Si je regarde comme un malheur que Proudhon ait été, depuis vingt ans, directement ou indirectement, la seule nourriture intellectuelle des travailleurs latins, je puise ma conviction non dans la prédominance tout à fait mythique de ses recettes réformistes — ce que Mülberger appelle les « principes » —, mais dans le fait que sur le plan économique la critique que les travailleurs font de la société a été contaminée par sa phraséologie radicalement fausse et leur action politique gâchée par son influence. À la question de savoir après cela, qui des « travailleurs latins proudhonisés » ou des allemands — lesquels, en tout cas, comprennent infiniment mieux le socialisme scientifique allemand que les latins leur Proudhon — « est davantage dans la révolution », nous pourrons répondre quand on nous aura dit ce que signifie : « être dans la révolution ». On a entendu parler de gens qui « sont dans le christianisme, dans la vraie foi, dans la grâce de Dieu », etc. Mais « être » dans la révolution, dans ce mouvement le plus puissant qui soit ? Est-ce que « la révolution » est une religion dogmatique à laquelle il faille croire ?
Mülberger me reproche ensuite d’avoir soutenu, contre les termes exprès de son ouvrage, qu’il tenait la question du logement pour une question exclusivement ouvrière.
Cette fois, Mülberger a effectivement raison. Je n’avais pas fait attention au passage en question. Je suis sans excuses, car c’est un des plus caractéristiques de la tendance de tout son exposé. Mülberger dit en effet sans périphrases :
Comme on nous fait si souvent le reproche ridicule que nous menons une politique de classe, que nous aspirons à une domination de classe et autres choses analogues, nous affirmons tout d’abord et expressément, que la question du logement ne concerne pas du tout exclusivement le prolétariat ; bien au contraire : elle intéresse éminemment les classes moyennes proprement dites, les artisans, la petite bourgeoisie, tous les employés de bureau… La question du logement est précisément celle des réformes sociales qui paraît le plus apte à révéler l’absolue et profonde identité des intérêts du prolétariat d’une part et des classes moyennes proprement dites d’autre part. Ces classes moyennes souffrent tout autant, et peut-être davantage encore, que le prolétariat de cette pesante entrave qu’est le logement locatif… Ces classes moyennes sont placées aujourd’hui devant la question de savoir si… en alliance avec le jeune, vigoureux et énergique parti des travailleurs, elles trouveront la force d’intervenir activement dans le processus de la transformation sociale, dont elles seront justement les premiers bénéficiaires.

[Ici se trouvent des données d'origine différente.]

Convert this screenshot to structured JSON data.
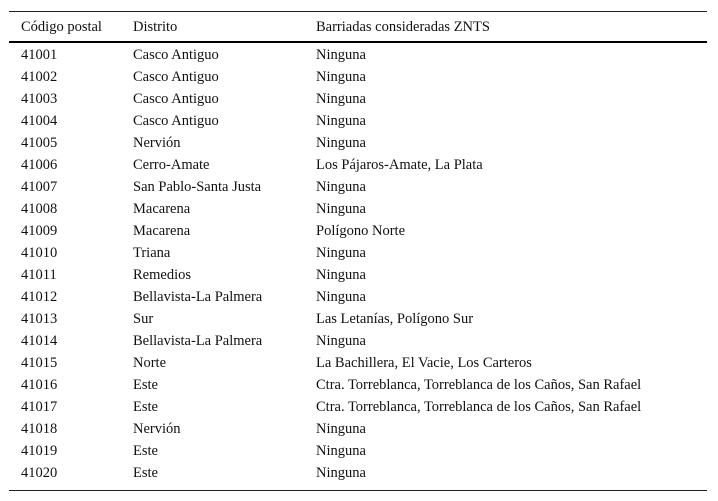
{
  "table": {
    "headers": [
      "Código postal",
      "Distrito",
      "Barriadas consideradas ZNTS"
    ],
    "rows": [
      [
        "41001",
        "Casco Antiguo",
        "Ninguna"
      ],
      [
        "41002",
        "Casco Antiguo",
        "Ninguna"
      ],
      [
        "41003",
        "Casco Antiguo",
        "Ninguna"
      ],
      [
        "41004",
        "Casco Antiguo",
        "Ninguna"
      ],
      [
        "41005",
        "Nervión",
        "Ninguna"
      ],
      [
        "41006",
        "Cerro-Amate",
        "Los Pájaros-Amate, La Plata"
      ],
      [
        "41007",
        "San Pablo-Santa Justa",
        "Ninguna"
      ],
      [
        "41008",
        "Macarena",
        "Ninguna"
      ],
      [
        "41009",
        "Macarena",
        "Polígono Norte"
      ],
      [
        "41010",
        "Triana",
        "Ninguna"
      ],
      [
        "41011",
        "Remedios",
        "Ninguna"
      ],
      [
        "41012",
        "Bellavista-La Palmera",
        "Ninguna"
      ],
      [
        "41013",
        "Sur",
        "Las Letanías, Polígono Sur"
      ],
      [
        "41014",
        "Bellavista-La Palmera",
        "Ninguna"
      ],
      [
        "41015",
        "Norte",
        "La Bachillera, El Vacie, Los Carteros"
      ],
      [
        "41016",
        "Este",
        "Ctra. Torreblanca, Torreblanca de los Caños, San Rafael"
      ],
      [
        "41017",
        "Este",
        "Ctra. Torreblanca, Torreblanca de los Caños, San Rafael"
      ],
      [
        "41018",
        "Nervión",
        "Ninguna"
      ],
      [
        "41019",
        "Este",
        "Ninguna"
      ],
      [
        "41020",
        "Este",
        "Ninguna"
      ]
    ]
  }
}
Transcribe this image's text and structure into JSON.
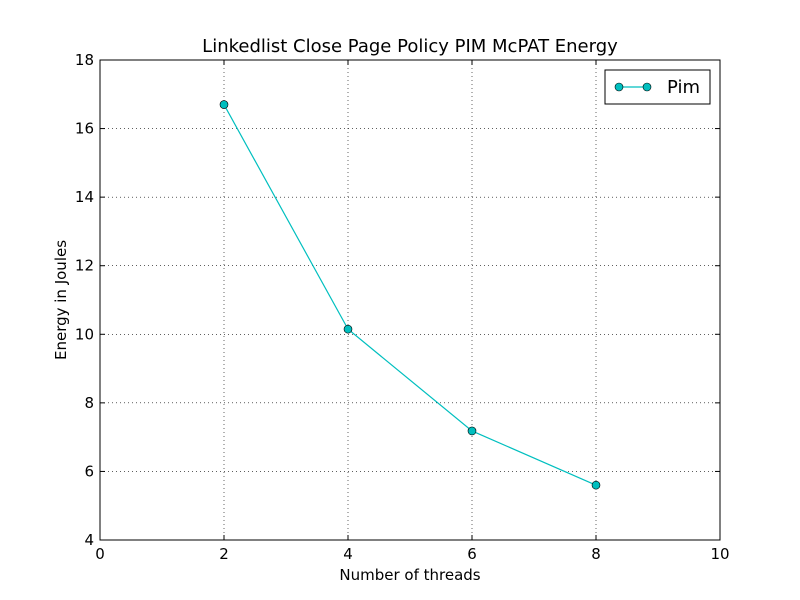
{
  "chart_data": {
    "type": "line",
    "title": "Linkedlist Close Page Policy PIM McPAT Energy",
    "xlabel": "Number of threads",
    "ylabel": "Energy in Joules",
    "xlim": [
      0,
      10
    ],
    "ylim": [
      4,
      18
    ],
    "xticks": [
      0,
      2,
      4,
      6,
      8,
      10
    ],
    "yticks": [
      4,
      6,
      8,
      10,
      12,
      14,
      16,
      18
    ],
    "grid": true,
    "legend_position": "top-right",
    "series": [
      {
        "name": "Pim",
        "color": "#00bfbf",
        "marker": "circle",
        "x": [
          2,
          4,
          6,
          8
        ],
        "y": [
          16.7,
          10.15,
          7.18,
          5.6
        ]
      }
    ]
  }
}
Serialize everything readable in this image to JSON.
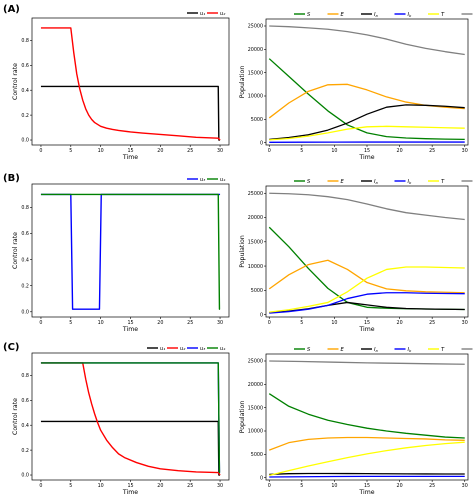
{
  "figure": {
    "rows": [
      {
        "label": "(A)",
        "panels": [
          0,
          1
        ]
      },
      {
        "label": "(B)",
        "panels": [
          2,
          3
        ]
      },
      {
        "label": "(C)",
        "panels": [
          4,
          5
        ]
      }
    ]
  },
  "colors": {
    "u1": "#000000",
    "u2": "#ff0000",
    "u3": "#0000ff",
    "u4": "#008000",
    "S": "#008000",
    "E": "#ffa500",
    "Ia": "#000000",
    "Ib": "#0000ff",
    "T": "#ffff00",
    "N": "#808080"
  },
  "chart_data": [
    {
      "type": "line",
      "xlabel": "Time",
      "ylabel": "Control rate",
      "xlim": [
        -1.5,
        31.5
      ],
      "ylim": [
        -0.04,
        0.98
      ],
      "xticks": [
        0,
        5,
        10,
        15,
        20,
        25,
        30
      ],
      "yticks": [
        0.0,
        0.2,
        0.4,
        0.6,
        0.8
      ],
      "xtick_labels": [
        "0",
        "5",
        "10",
        "15",
        "20",
        "25",
        "30"
      ],
      "ytick_labels": [
        "0.0",
        "0.2",
        "0.4",
        "0.6",
        "0.8"
      ],
      "legend": "top-right",
      "series": [
        {
          "name": "u₁",
          "key": "u1",
          "x": [
            0,
            29.7,
            29.8,
            30
          ],
          "y": [
            0.43,
            0.43,
            0.0,
            0.0
          ]
        },
        {
          "name": "u₂",
          "key": "u2",
          "x": [
            0,
            5.0,
            5.5,
            6,
            6.5,
            7,
            7.5,
            8,
            8.5,
            9,
            10,
            11,
            12,
            13,
            15,
            17,
            20,
            23,
            26,
            29.7,
            30
          ],
          "y": [
            0.9,
            0.9,
            0.7,
            0.53,
            0.41,
            0.32,
            0.25,
            0.2,
            0.165,
            0.14,
            0.11,
            0.095,
            0.085,
            0.077,
            0.065,
            0.056,
            0.045,
            0.034,
            0.022,
            0.015,
            0.0
          ]
        }
      ]
    },
    {
      "type": "line",
      "xlabel": "Time",
      "ylabel": "Population",
      "xlim": [
        -0.5,
        30.5
      ],
      "ylim": [
        -500,
        26500
      ],
      "xticks": [
        0,
        5,
        10,
        15,
        20,
        25,
        30
      ],
      "yticks": [
        0,
        5000,
        10000,
        15000,
        20000,
        25000
      ],
      "xtick_labels": [
        "0",
        "5",
        "10",
        "15",
        "20",
        "25",
        "30"
      ],
      "ytick_labels": [
        "0",
        "5000",
        "10000",
        "15000",
        "20000",
        "25000"
      ],
      "legend": "top",
      "series": [
        {
          "name": "S",
          "key": "S",
          "x": [
            0,
            3,
            6,
            9,
            12,
            15,
            18,
            21,
            24,
            27,
            30
          ],
          "y": [
            18000,
            14200,
            10400,
            6800,
            3800,
            2100,
            1300,
            1000,
            850,
            760,
            700
          ]
        },
        {
          "name": "E",
          "key": "E",
          "x": [
            0,
            3,
            6,
            9,
            12,
            15,
            18,
            21,
            24,
            27,
            30
          ],
          "y": [
            5300,
            8500,
            11000,
            12400,
            12500,
            11300,
            9800,
            8700,
            8000,
            7600,
            7300
          ]
        },
        {
          "name": "I_a",
          "key": "Ia",
          "x": [
            0,
            3,
            6,
            9,
            12,
            15,
            18,
            21,
            24,
            27,
            30
          ],
          "y": [
            700,
            1100,
            1700,
            2700,
            4200,
            6100,
            7600,
            8100,
            8000,
            7800,
            7500
          ]
        },
        {
          "name": "I_b",
          "key": "Ib",
          "x": [
            0,
            5,
            10,
            15,
            20,
            25,
            30
          ],
          "y": [
            80,
            100,
            120,
            130,
            130,
            130,
            130
          ]
        },
        {
          "name": "T",
          "key": "T",
          "x": [
            0,
            3,
            6,
            9,
            12,
            15,
            18,
            21,
            24,
            27,
            30
          ],
          "y": [
            600,
            900,
            1400,
            2100,
            2900,
            3400,
            3500,
            3400,
            3300,
            3200,
            3100
          ]
        },
        {
          "name": "N",
          "key": "N",
          "x": [
            0,
            3,
            6,
            9,
            12,
            15,
            18,
            21,
            24,
            27,
            30
          ],
          "y": [
            25000,
            24850,
            24600,
            24300,
            23800,
            23100,
            22200,
            21100,
            20200,
            19500,
            18900
          ]
        }
      ]
    },
    {
      "type": "line",
      "xlabel": "Time",
      "ylabel": "Control rate",
      "xlim": [
        -1.5,
        31.5
      ],
      "ylim": [
        -0.04,
        0.98
      ],
      "xticks": [
        0,
        5,
        10,
        15,
        20,
        25,
        30
      ],
      "yticks": [
        0.0,
        0.2,
        0.4,
        0.6,
        0.8
      ],
      "xtick_labels": [
        "0",
        "5",
        "10",
        "15",
        "20",
        "25",
        "30"
      ],
      "ytick_labels": [
        "0.0",
        "0.2",
        "0.4",
        "0.6",
        "0.8"
      ],
      "legend": "top-right",
      "series": [
        {
          "name": "u₃",
          "key": "u3",
          "x": [
            0,
            5.0,
            5.3,
            9.8,
            10.1,
            30
          ],
          "y": [
            0.9,
            0.9,
            0.02,
            0.02,
            0.9,
            0.9
          ]
        },
        {
          "name": "u₄",
          "key": "u4",
          "x": [
            0,
            29.7,
            29.9,
            30
          ],
          "y": [
            0.9,
            0.9,
            0.02,
            0.02
          ]
        }
      ]
    },
    {
      "type": "line",
      "xlabel": "Time",
      "ylabel": "Population",
      "xlim": [
        -0.5,
        30.5
      ],
      "ylim": [
        -500,
        26500
      ],
      "xticks": [
        0,
        5,
        10,
        15,
        20,
        25,
        30
      ],
      "yticks": [
        0,
        5000,
        10000,
        15000,
        20000,
        25000
      ],
      "xtick_labels": [
        "0",
        "5",
        "10",
        "15",
        "20",
        "25",
        "30"
      ],
      "ytick_labels": [
        "0",
        "5000",
        "10000",
        "15000",
        "20000",
        "25000"
      ],
      "legend": "top",
      "series": [
        {
          "name": "S",
          "key": "S",
          "x": [
            0,
            3,
            6,
            9,
            12,
            15,
            18,
            21,
            24,
            27,
            30
          ],
          "y": [
            18000,
            14000,
            9500,
            5400,
            2500,
            1500,
            1300,
            1200,
            1150,
            1100,
            1050
          ]
        },
        {
          "name": "E",
          "key": "E",
          "x": [
            0,
            3,
            6,
            9,
            12,
            15,
            18,
            21,
            24,
            27,
            30
          ],
          "y": [
            5300,
            8200,
            10300,
            11200,
            9300,
            6600,
            5300,
            4900,
            4700,
            4600,
            4500
          ]
        },
        {
          "name": "I_a",
          "key": "Ia",
          "x": [
            0,
            3,
            6,
            9,
            12,
            15,
            18,
            21,
            24,
            27,
            30
          ],
          "y": [
            400,
            700,
            1200,
            1900,
            2500,
            2000,
            1500,
            1250,
            1150,
            1100,
            1050
          ]
        },
        {
          "name": "I_b",
          "key": "Ib",
          "x": [
            0,
            3,
            6,
            9,
            12,
            15,
            18,
            21,
            24,
            27,
            30
          ],
          "y": [
            300,
            600,
            1100,
            1900,
            3300,
            4200,
            4500,
            4500,
            4400,
            4350,
            4300
          ]
        },
        {
          "name": "T",
          "key": "T",
          "x": [
            0,
            3,
            6,
            9,
            12,
            15,
            18,
            21,
            24,
            27,
            30
          ],
          "y": [
            500,
            1000,
            1700,
            2500,
            4700,
            7500,
            9300,
            9800,
            9800,
            9700,
            9600
          ]
        },
        {
          "name": "N",
          "key": "N",
          "x": [
            0,
            3,
            6,
            9,
            12,
            15,
            18,
            21,
            24,
            27,
            30
          ],
          "y": [
            25000,
            24900,
            24700,
            24300,
            23700,
            22800,
            21800,
            21000,
            20500,
            20000,
            19600
          ]
        }
      ]
    },
    {
      "type": "line",
      "xlabel": "Time",
      "ylabel": "Control rate",
      "xlim": [
        -1.5,
        31.5
      ],
      "ylim": [
        -0.04,
        0.98
      ],
      "xticks": [
        0,
        5,
        10,
        15,
        20,
        25,
        30
      ],
      "yticks": [
        0.0,
        0.2,
        0.4,
        0.6,
        0.8
      ],
      "xtick_labels": [
        "0",
        "5",
        "10",
        "15",
        "20",
        "25",
        "30"
      ],
      "ytick_labels": [
        "0.0",
        "0.2",
        "0.4",
        "0.6",
        "0.8"
      ],
      "legend": "top-right",
      "series": [
        {
          "name": "u₁",
          "key": "u1",
          "x": [
            0,
            29.7,
            29.8,
            30
          ],
          "y": [
            0.43,
            0.43,
            0.0,
            0.0
          ]
        },
        {
          "name": "u₂",
          "key": "u2",
          "x": [
            0,
            7.0,
            7.5,
            8,
            8.5,
            9,
            9.5,
            10,
            11,
            12,
            13,
            14,
            16,
            18,
            20,
            23,
            26,
            29.7,
            30
          ],
          "y": [
            0.9,
            0.9,
            0.77,
            0.66,
            0.57,
            0.49,
            0.42,
            0.36,
            0.28,
            0.22,
            0.17,
            0.14,
            0.1,
            0.07,
            0.05,
            0.035,
            0.025,
            0.02,
            0.0
          ]
        },
        {
          "name": "u₃",
          "key": "u3",
          "x": [
            0,
            29.7,
            29.9,
            30
          ],
          "y": [
            0.9,
            0.9,
            0.02,
            0.02
          ]
        },
        {
          "name": "u₄",
          "key": "u4",
          "x": [
            0,
            29.7,
            29.9,
            30
          ],
          "y": [
            0.9,
            0.9,
            0.02,
            0.02
          ]
        }
      ]
    },
    {
      "type": "line",
      "xlabel": "Time",
      "ylabel": "Population",
      "xlim": [
        -0.5,
        30.5
      ],
      "ylim": [
        -500,
        26500
      ],
      "xticks": [
        0,
        5,
        10,
        15,
        20,
        25,
        30
      ],
      "yticks": [
        0,
        5000,
        10000,
        15000,
        20000,
        25000
      ],
      "xtick_labels": [
        "0",
        "5",
        "10",
        "15",
        "20",
        "25",
        "30"
      ],
      "ytick_labels": [
        "0",
        "5000",
        "10000",
        "15000",
        "20000",
        "25000"
      ],
      "legend": "top",
      "series": [
        {
          "name": "S",
          "key": "S",
          "x": [
            0,
            3,
            6,
            9,
            12,
            15,
            18,
            21,
            24,
            27,
            30
          ],
          "y": [
            18000,
            15300,
            13600,
            12300,
            11400,
            10600,
            10000,
            9500,
            9100,
            8700,
            8500
          ]
        },
        {
          "name": "E",
          "key": "E",
          "x": [
            0,
            3,
            6,
            9,
            12,
            15,
            18,
            21,
            24,
            27,
            30
          ],
          "y": [
            5900,
            7500,
            8200,
            8500,
            8600,
            8600,
            8500,
            8400,
            8300,
            8100,
            8000
          ]
        },
        {
          "name": "I_a",
          "key": "Ia",
          "x": [
            0,
            3,
            6,
            9,
            12,
            15,
            18,
            21,
            24,
            27,
            30
          ],
          "y": [
            700,
            850,
            900,
            900,
            880,
            860,
            840,
            820,
            800,
            790,
            780
          ]
        },
        {
          "name": "I_b",
          "key": "Ib",
          "x": [
            0,
            5,
            10,
            15,
            20,
            25,
            30
          ],
          "y": [
            150,
            200,
            250,
            270,
            280,
            280,
            280
          ]
        },
        {
          "name": "T",
          "key": "T",
          "x": [
            0,
            3,
            6,
            9,
            12,
            15,
            18,
            21,
            24,
            27,
            30
          ],
          "y": [
            500,
            1500,
            2500,
            3400,
            4300,
            5100,
            5800,
            6400,
            6900,
            7300,
            7600
          ]
        },
        {
          "name": "N",
          "key": "N",
          "x": [
            0,
            5,
            10,
            15,
            20,
            25,
            30
          ],
          "y": [
            25000,
            24900,
            24750,
            24600,
            24500,
            24400,
            24300
          ]
        }
      ]
    }
  ]
}
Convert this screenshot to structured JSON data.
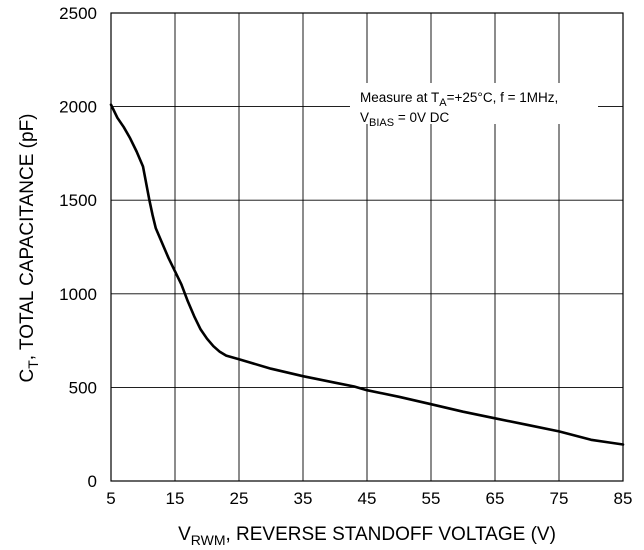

L’ami Mülberger fait donc ici les constatations suivantes :
1. « Nous » ne menons pas une « politique de classe »et nous n’aspirons à aucune « domination de classe ». Cependant le parti ouvrier social-démocrate allemand, précisément parce qu’il est un parti ouvrier, mène nécessairement une « politique de classe », la politique de la classe ouvrière. Comme tout parti politique s’efforce de conquérir le pouvoir dans l’État, le parti social-démocrate allemand aspire nécessairement à établir son pouvoir, la domination de la classe ouvrière, donc une « domination de classe ». D’ailleurs, tout parti véritablement prolétarien, à commencer par les chartistes anglais3, a toujours posé comme première condition la politique de classe, l’organisation du prolétariat en un parti politique indépendant et, comme but premier de la lutte, la dictature du prolétariat. En déclarant cela « ridicule », Mülberger se place en dehors du mouvement prolétarien et à l’intérieur du socialisme petit-bourgeois.
2. La question du logement a cet avantage de n’être pas une question exclusivement ouvrière, mais d’ « intéresser éminemment » la petite bourgeoisie, « les classes moyennes proprement dites » en souffrant « tout autant, peut-être davantage encore » que le prolétariat. Si quelqu’un déclare que la petite bourgeoisie souffre, même si c’est sous un seul rapport, « peut-être davantage que le prolétariat », il ne pourra certainement pas se plaindre si on le compte parmi les socialistes petits-bourgeois. Mülberger a-t-il par conséquent motif de se plaindre si on le range parmi les socialistes petits-bourgeois ? Peut-il être mécontent quand je dis :
Ce sont ces maux-là, communs à la classe ouvrière et à d’autres classes, par exemple à la petite-bourgeoisie, auxquels s’intéresse de préférence le socialisme petit-bourgeois, dont fait partie Proudhon lui aussi. Et ce n’est ainsi nullement un hasard, si notre disciple allemand de Proudhon s’empare avant tout de la question du logement qui, nous l’avons vu, n’intéresse pas du tout la seule classe ouvrière à l’exclusion de toutes les autres.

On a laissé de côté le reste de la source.